La terza questione, infine, è certamente la più importante, poiché riguarda il carattere democratico e partecipativo dei processi decisionali in Europa, la cui crisi è dimostrata dalla vicenda del Ttip. Tutto ciò che riguarda questo accordo è avvolto da una coltre impenetrabile di segretezza e di oscurità. Il mandato negoziale è ambiguo, il Parlamento europeo e i quelli nazionali saranno chiamati a un voto "prendere o lasciare" a negoziati conclusi, l'accesso alla documentazione disponibile è estremamente difficile e avviene in condizioni inaccettabili per dei rappresentanti eletti dal popolo (niente carta per prendere appunti, niente penne o matite, niente foto o cellulari, obbligo assoluto alla riservatezza). I portatori di interessi diversi da quelli delle imprese, a partire da noi, dalle organizzazioni sindacali, sono coinvolti solo marginalmente nel percorso informativo sul negoziato, mentre ogni lobby trova ascolto presso i negoziatori.
Il tutto mentre la Commissione europea prosegue incurante di una consultazione popolare che ha visto milioni di cittadini esprimersi contro il Ttip e di studi economici che dimostrano come gli effetti dell'eventuale accordo sull'economia europea siano limitati se non nulli. Ecco, questa è esattamente l'Europa che non vogliamo, l'Europa che su questo come su altri temi – le politiche economiche sbagliate e la crisi dei rifugiati su tutti – sembra avere smarrito la sua anima e il suo spirito originario.

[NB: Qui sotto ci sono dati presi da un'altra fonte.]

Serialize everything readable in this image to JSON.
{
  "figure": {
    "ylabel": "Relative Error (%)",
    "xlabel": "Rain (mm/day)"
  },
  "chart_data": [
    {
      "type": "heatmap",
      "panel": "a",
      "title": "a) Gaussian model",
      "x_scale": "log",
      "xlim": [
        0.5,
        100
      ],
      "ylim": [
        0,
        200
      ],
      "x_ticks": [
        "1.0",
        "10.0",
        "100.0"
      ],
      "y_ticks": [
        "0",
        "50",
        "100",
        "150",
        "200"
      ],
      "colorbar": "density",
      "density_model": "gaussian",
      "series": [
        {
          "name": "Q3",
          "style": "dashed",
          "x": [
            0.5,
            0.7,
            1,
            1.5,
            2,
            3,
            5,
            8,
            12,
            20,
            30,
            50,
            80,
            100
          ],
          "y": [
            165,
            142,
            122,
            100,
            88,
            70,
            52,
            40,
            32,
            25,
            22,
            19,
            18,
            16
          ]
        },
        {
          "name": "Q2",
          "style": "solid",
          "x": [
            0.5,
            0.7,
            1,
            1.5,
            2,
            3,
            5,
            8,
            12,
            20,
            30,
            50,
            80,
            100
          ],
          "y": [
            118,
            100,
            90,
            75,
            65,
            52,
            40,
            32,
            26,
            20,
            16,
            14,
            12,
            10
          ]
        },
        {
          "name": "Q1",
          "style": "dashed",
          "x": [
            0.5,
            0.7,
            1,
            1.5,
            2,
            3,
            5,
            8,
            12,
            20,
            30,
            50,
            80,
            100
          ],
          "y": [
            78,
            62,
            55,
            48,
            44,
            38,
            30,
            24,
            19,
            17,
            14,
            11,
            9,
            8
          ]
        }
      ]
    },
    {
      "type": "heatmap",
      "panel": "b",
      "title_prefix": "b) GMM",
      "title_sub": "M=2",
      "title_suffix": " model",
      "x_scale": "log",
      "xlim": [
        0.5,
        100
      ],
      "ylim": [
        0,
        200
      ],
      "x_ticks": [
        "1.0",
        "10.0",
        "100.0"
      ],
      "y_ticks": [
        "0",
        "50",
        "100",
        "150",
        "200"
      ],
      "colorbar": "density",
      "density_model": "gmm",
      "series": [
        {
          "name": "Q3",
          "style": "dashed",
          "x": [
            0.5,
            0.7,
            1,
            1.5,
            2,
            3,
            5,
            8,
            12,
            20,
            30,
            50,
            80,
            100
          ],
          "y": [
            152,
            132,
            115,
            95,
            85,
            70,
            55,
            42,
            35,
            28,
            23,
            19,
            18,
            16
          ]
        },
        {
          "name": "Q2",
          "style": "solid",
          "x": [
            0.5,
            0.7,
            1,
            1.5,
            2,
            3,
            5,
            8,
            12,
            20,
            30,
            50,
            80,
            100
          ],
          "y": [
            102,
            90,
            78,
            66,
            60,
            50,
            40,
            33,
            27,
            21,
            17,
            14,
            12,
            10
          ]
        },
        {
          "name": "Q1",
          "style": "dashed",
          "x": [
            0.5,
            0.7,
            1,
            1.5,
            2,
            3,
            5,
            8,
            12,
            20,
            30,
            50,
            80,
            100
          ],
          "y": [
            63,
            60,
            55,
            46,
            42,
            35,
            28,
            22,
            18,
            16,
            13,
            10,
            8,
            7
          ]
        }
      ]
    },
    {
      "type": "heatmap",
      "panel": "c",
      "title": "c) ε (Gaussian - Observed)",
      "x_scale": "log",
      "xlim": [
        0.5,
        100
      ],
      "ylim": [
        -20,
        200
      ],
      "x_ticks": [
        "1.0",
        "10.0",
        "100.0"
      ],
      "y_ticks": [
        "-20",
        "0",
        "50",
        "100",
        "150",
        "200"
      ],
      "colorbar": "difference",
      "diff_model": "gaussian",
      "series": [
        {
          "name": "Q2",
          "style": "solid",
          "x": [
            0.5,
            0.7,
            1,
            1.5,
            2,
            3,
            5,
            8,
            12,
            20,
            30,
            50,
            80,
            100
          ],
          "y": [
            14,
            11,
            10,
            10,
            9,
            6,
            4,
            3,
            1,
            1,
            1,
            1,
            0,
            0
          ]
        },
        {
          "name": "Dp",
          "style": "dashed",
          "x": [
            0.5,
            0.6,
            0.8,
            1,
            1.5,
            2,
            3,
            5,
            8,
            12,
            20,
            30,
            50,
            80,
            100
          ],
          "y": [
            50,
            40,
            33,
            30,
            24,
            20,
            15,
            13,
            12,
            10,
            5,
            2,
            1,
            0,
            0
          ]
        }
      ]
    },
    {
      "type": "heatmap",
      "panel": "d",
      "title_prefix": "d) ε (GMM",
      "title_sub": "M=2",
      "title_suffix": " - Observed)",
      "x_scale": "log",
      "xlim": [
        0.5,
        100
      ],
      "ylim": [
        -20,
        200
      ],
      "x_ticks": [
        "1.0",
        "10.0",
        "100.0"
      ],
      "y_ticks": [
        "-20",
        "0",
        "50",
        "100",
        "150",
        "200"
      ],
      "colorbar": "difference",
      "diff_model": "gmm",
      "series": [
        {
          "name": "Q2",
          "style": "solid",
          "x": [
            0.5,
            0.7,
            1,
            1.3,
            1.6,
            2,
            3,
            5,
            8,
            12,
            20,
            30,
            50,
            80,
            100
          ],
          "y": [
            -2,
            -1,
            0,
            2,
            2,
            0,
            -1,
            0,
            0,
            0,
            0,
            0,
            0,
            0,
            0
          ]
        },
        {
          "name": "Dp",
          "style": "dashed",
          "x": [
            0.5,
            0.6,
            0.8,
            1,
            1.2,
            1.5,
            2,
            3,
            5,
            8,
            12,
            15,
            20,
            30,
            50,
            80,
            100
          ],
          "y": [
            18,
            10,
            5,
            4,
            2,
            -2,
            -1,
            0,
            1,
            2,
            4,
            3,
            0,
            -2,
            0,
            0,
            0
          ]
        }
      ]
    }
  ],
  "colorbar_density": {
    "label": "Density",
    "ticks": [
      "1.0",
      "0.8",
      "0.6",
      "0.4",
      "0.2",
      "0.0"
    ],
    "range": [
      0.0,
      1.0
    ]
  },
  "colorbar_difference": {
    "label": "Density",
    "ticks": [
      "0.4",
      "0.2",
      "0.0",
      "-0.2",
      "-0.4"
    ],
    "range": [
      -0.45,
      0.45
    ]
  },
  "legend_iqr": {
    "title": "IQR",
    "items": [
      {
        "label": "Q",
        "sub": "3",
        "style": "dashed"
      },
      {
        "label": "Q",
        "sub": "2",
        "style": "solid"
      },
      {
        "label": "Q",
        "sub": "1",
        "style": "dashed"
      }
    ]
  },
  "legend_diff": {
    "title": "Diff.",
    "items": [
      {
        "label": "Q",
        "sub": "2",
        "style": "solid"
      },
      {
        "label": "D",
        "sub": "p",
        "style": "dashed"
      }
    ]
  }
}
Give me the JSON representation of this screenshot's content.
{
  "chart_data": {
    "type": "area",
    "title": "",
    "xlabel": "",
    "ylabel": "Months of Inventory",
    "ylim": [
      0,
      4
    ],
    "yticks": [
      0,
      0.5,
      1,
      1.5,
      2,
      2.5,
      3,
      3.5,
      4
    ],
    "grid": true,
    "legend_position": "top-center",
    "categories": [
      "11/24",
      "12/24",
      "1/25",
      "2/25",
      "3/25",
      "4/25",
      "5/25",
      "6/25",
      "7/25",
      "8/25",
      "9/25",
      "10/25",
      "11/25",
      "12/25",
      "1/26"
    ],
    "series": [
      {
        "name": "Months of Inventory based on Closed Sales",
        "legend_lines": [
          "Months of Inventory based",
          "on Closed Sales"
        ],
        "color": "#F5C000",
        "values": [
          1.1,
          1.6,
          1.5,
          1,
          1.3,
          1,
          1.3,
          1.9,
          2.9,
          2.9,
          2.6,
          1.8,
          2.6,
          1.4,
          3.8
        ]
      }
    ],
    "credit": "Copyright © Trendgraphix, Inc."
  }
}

Come si vede, non è solo una questione di accordi commerciali. È in gioco una visione diversa del mondo e del suo futuro, la possibilità di definire una direzione alternativa a quella presente per ciò che riguarda lo sviluppo dell'economia e dei mercati. Noi siamo convinti di essere dalla parte giusta, quella del lavoro, dei diritti, dello sviluppo sostenibile, di un commercio internazionale improntato a principi di equità e di giustizia sociale. Per tutto ciò oggi siamo in piazza a Roma.